Startschuss für das Gartenjahr

Sehnsüchtig schauen viele Gartenbesitzer seit Wochen durch ihre Terrassentür. Sie wollen endlich ihren von der Wintertristesse befreiten Garten genießen. Gärtner von Eden Josef Grütters aus Sonsbeck gibt einen Überblick, was Pflanzen zum Start in die neue Gartensaison brauchen.

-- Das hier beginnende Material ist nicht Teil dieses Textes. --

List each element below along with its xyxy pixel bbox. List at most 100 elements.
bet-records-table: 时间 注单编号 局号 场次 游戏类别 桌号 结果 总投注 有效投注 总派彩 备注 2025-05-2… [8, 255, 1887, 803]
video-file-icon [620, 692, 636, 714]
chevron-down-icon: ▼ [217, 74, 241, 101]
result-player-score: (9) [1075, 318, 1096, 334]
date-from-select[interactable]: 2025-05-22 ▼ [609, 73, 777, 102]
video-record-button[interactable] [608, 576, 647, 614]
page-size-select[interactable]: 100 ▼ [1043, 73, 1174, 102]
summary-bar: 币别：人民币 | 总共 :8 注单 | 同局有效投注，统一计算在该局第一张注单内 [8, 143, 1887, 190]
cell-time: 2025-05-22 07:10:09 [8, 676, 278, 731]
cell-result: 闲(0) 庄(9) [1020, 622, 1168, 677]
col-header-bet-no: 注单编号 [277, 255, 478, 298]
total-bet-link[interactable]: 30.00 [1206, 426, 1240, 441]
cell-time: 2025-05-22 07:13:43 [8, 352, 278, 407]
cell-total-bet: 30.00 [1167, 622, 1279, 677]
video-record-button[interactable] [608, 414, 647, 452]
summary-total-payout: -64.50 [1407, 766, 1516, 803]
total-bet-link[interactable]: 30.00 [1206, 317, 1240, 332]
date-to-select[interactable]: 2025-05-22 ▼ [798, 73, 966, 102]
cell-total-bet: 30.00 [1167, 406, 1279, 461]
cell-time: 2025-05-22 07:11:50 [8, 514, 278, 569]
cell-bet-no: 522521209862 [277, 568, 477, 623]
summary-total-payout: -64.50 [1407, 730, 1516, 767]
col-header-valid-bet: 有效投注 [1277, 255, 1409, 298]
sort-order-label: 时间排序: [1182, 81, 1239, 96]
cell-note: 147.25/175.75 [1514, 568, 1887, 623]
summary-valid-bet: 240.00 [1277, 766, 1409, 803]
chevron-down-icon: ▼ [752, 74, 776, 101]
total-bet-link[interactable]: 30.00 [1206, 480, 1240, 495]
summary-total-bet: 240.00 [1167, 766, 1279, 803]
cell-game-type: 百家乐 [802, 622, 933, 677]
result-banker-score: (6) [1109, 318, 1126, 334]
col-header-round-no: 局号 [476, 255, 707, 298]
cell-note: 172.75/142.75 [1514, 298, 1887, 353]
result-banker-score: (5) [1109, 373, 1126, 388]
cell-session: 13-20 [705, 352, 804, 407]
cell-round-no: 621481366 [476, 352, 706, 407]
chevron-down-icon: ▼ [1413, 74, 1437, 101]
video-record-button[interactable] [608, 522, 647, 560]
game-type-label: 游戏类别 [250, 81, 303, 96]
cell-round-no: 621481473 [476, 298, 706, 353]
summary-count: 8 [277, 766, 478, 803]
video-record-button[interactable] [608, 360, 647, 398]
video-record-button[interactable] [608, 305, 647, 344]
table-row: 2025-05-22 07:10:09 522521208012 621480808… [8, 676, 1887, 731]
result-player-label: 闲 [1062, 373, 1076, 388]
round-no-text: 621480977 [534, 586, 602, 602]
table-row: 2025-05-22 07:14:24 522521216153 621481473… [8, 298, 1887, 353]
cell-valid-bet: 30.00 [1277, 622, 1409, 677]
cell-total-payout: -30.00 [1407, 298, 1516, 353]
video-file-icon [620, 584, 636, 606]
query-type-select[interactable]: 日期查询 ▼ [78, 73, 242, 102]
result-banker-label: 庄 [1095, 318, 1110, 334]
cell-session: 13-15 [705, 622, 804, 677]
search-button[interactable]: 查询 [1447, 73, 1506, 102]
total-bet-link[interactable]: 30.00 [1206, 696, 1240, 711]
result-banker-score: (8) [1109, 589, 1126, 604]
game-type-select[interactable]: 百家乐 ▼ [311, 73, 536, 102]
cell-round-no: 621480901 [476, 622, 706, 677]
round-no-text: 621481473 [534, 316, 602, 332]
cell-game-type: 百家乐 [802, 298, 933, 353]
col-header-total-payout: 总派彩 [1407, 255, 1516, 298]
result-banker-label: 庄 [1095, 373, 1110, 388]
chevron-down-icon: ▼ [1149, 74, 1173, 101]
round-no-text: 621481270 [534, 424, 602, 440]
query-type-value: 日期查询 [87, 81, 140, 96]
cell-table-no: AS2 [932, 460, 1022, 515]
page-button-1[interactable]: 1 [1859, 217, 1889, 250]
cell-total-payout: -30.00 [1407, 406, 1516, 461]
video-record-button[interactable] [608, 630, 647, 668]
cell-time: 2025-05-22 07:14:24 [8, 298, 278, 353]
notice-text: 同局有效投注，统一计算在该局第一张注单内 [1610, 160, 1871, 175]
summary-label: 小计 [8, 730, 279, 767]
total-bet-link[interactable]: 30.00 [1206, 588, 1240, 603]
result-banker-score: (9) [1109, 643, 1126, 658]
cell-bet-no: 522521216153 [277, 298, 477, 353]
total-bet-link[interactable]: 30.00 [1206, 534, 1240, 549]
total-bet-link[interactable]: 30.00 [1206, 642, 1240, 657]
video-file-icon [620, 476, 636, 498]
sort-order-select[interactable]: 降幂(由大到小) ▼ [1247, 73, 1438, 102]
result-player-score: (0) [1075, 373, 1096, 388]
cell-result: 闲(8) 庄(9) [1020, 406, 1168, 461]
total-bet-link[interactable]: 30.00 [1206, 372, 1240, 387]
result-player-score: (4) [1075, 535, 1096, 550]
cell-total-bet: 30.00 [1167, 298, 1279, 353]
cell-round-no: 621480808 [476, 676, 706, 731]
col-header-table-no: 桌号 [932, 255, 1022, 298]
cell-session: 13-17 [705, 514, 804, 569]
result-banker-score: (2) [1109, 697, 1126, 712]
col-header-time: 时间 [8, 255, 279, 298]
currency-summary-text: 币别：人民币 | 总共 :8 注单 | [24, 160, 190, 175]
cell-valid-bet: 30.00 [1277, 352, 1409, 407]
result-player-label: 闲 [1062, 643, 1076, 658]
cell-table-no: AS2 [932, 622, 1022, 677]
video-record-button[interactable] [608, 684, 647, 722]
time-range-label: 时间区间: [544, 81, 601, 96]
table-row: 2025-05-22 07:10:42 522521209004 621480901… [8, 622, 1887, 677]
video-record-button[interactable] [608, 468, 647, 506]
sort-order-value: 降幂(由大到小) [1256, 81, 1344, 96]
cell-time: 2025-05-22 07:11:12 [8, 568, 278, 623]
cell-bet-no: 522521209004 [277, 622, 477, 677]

Das frühe Frühjahr ist eine gute Zeit, um sich den eigenen Garten einmal gründlich – vielleicht auch gemeinsam mit einem Profi – anzuschauen. Der sieht, ob die Grundstruktur stimmt, wo Pflanzen schwächeln und welche Unterstützung sie brauchen.
 
Stauden
Hier steht zunächst der Rückschnitt an, sofern der nicht schon im Spätherbst erfolgt ist. Auch für das Teilen zu groß gewordener Exemplare ist jetzt die rechte Zeit.
 
Gehölze
Ebenfalls Zeit für die Schere. Wie bei den Stauden sollte das Thermometer nicht mehr viel und lange unter null Grad fallen, wenn es an den Gehölzschnitt geht. Allerdings sollte der vor dem ersten Austrieb erfolgen, bei Frühjahrsblühern sogar erst nach der Blüte. Sommerblüher wie Rose und Buddleja vertragen einen kräftigen Rückschnitt und treiben umso kräftiger aus.
 
Rasen
Unter den pflanzlichen Gartenbewohnern ist der Rasen eher ein Spätstarter. Er beginnt erst wieder zu wachsen, wenn der Boden dauerhaft etwa zehn Grad hat. Auf der Liste der Pflegeschritte zum Start in die neue Rasensaison sollten dann Vertikutieren, Aerifizieren, bei starker Moosbildung auch Kalken und Düngen stehen. Kahle Stellen nachsäen. Tipp: Beim ersten Schnitt sollte der Rasen nicht kürzer als vier Zentimeter gekappt werden.
 
Zwiebeln
Wenn der Rest des Gartens endlich durchstartet, ist ihre Zeit meist schon vorbei. Bleibt die Frage, wie man mit abgeblühten Narzissen und Tulpen umgehen soll. Gerade für Tulpen gilt: Die meisten Sorten sind keine Dauerblüher. Sie schwächeln im zweiten Jahr, manche kommen gar nicht wieder, andere nur mit kleinen Blüten. Wer dennoch versuchen möchte, die Zwiebeln fit für eine weitere Gartensaison zu machen, muss sie nach der Blüte düngen. Dann legen sie im Boden ihr Nährstoffdepot für die nächste Gartensaison an und teilen sich. Die meisten Narzissensorten sind da unkomplizierter. Auch sie freuen sich über eine Düngegabe nach der Blüte, strecken aber über viele Jahre getreulich wieder im Februar ihre Köpfe aus der Erde. Ein Ausgraben der Zwiebeln ist in der Regel nicht nötig.
 
Und das Laub?
Ist die Blüte vorbei, wird auch das Laub von Narzissen, Tulpen und Co. schnell unansehnlich. Doch sollte es nicht einfach abgeschnitten werden, weil es für die Nährstoffversorgung der Zwiebel wichtig ist. Erst wenn sich die Blätter ohne Kraftaufwand von der Zwiebel lösen lassen, kann das Laub entfernt werden.